As I move my way through traders, the price is going to go up until such time as it's no longer advantageous for me to exploit my knowledge. When this happens, I've extracted the maximum value from the market. As this happens, my influence on the price of the stock is destructive to information in the stock. That pattern of Wednesday peak and Thursday trough will disappear.
Thus, any non-spurious pattern available in a stock ticker is going to be erased when someone notices and exploits it. Your only possible advantage is to have secret information about a pattern that no one else was able to see. While it is entirely plausible that you are a genius investor that was able to detect something useful which the entire financial industry failed to notice, that seems a bit presumptuous. There exist people with my aptitude or better who got educated specifically in topics relevant to the stock market who have spent 40 hours per week for their entire careers studying the market. Certainly some of those individuals are more capable than I am at finding and exploiting these patterns, not to mention the chances they have the resources of a large bank behind them.
If you want to engage in algorithmic trading for fun, go for it! If you want to engage for profit, you're going to need to find a way to come to terms with the essentially arrogant position you'll have to assume - that you're smarter, luckier, or more observant than everyone else.

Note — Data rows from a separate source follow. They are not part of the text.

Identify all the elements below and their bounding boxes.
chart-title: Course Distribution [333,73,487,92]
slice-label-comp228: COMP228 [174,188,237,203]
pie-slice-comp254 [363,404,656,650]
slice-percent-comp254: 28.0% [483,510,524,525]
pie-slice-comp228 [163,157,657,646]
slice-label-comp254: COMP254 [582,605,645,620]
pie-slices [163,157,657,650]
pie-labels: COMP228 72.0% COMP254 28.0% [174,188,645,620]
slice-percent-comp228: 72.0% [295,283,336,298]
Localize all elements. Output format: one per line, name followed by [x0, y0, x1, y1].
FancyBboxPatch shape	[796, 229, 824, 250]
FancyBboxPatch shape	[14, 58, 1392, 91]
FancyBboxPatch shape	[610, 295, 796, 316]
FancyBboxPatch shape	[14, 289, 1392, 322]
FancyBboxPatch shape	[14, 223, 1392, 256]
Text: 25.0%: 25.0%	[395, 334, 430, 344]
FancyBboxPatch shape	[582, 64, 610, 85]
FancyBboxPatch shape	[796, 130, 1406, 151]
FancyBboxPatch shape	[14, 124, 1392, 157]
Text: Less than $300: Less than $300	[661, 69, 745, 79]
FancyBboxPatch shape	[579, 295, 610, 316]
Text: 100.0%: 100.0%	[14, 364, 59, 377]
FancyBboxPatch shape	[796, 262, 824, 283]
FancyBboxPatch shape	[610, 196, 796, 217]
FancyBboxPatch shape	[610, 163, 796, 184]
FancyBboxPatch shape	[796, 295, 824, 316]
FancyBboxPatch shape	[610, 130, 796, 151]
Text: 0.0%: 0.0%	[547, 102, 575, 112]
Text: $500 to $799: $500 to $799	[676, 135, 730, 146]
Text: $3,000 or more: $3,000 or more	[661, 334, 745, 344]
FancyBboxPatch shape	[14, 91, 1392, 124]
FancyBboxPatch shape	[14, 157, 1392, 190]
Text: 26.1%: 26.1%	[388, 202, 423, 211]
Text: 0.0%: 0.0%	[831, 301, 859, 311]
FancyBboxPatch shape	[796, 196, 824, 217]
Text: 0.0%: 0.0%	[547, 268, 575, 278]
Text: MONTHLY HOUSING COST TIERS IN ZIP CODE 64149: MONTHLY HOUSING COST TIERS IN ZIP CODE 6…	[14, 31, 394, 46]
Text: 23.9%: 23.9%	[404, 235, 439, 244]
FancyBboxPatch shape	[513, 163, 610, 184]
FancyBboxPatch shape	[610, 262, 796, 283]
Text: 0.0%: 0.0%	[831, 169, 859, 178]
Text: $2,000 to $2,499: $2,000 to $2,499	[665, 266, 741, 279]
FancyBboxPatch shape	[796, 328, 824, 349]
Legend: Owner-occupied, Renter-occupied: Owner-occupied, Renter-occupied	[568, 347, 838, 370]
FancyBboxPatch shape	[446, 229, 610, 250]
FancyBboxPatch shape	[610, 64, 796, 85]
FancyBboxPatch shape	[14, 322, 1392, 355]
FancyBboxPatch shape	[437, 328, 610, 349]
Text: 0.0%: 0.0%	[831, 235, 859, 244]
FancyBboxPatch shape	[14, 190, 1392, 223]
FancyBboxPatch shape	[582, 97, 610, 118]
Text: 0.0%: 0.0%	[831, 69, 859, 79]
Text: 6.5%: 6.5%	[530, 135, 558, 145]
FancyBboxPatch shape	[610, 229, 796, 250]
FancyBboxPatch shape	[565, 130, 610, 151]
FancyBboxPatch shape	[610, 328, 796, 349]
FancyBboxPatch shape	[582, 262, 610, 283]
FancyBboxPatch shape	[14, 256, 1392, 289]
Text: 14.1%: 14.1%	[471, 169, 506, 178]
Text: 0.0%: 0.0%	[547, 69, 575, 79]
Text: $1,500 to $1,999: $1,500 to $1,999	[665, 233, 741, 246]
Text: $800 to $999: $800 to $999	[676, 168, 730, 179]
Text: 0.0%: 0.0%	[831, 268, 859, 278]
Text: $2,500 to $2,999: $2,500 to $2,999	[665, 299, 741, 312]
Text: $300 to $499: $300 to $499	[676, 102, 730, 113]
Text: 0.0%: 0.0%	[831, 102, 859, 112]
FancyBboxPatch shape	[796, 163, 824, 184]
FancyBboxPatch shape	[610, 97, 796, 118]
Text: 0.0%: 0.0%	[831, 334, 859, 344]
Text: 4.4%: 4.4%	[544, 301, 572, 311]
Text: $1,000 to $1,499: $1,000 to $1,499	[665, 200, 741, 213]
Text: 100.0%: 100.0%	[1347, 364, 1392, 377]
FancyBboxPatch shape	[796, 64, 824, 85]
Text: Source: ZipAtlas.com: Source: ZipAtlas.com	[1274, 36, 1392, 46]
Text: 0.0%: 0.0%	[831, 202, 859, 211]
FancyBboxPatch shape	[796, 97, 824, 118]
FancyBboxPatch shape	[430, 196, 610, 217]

Ok, so you're a humble person. But maybe the RNN you constructed could turn out to be smarter than everyone else. Possibly. If you're a deep learning researcher, it would not surprise me if you found an algorithmic approach that had some advantage, or a hardware solution which allowed for cheaper/faster computation. If so, start a hedge fund immediately. But in lieu of any strategic advantage, other players in the market have access to all the same tools and techniques you do. They may differ by the random seed the start with, but by and large, they're going to arrive at the same models you are trying to create.
This argument and several other perspectives unrelated to this have made me, as an investor, someone predominantly interested in buying index funds only. I may dabble here and there in other things. I'm especially excited about "creative investments", like investments made in companies for which I'm an advisor, but this is a different type of investment altogether.
Lastly, because I so often hear this disclaimer, I think I should echo it: I am not a financial manager and this article is not formal financial advice. Consult a fiduciary financial advisor before taking any action with your own investments.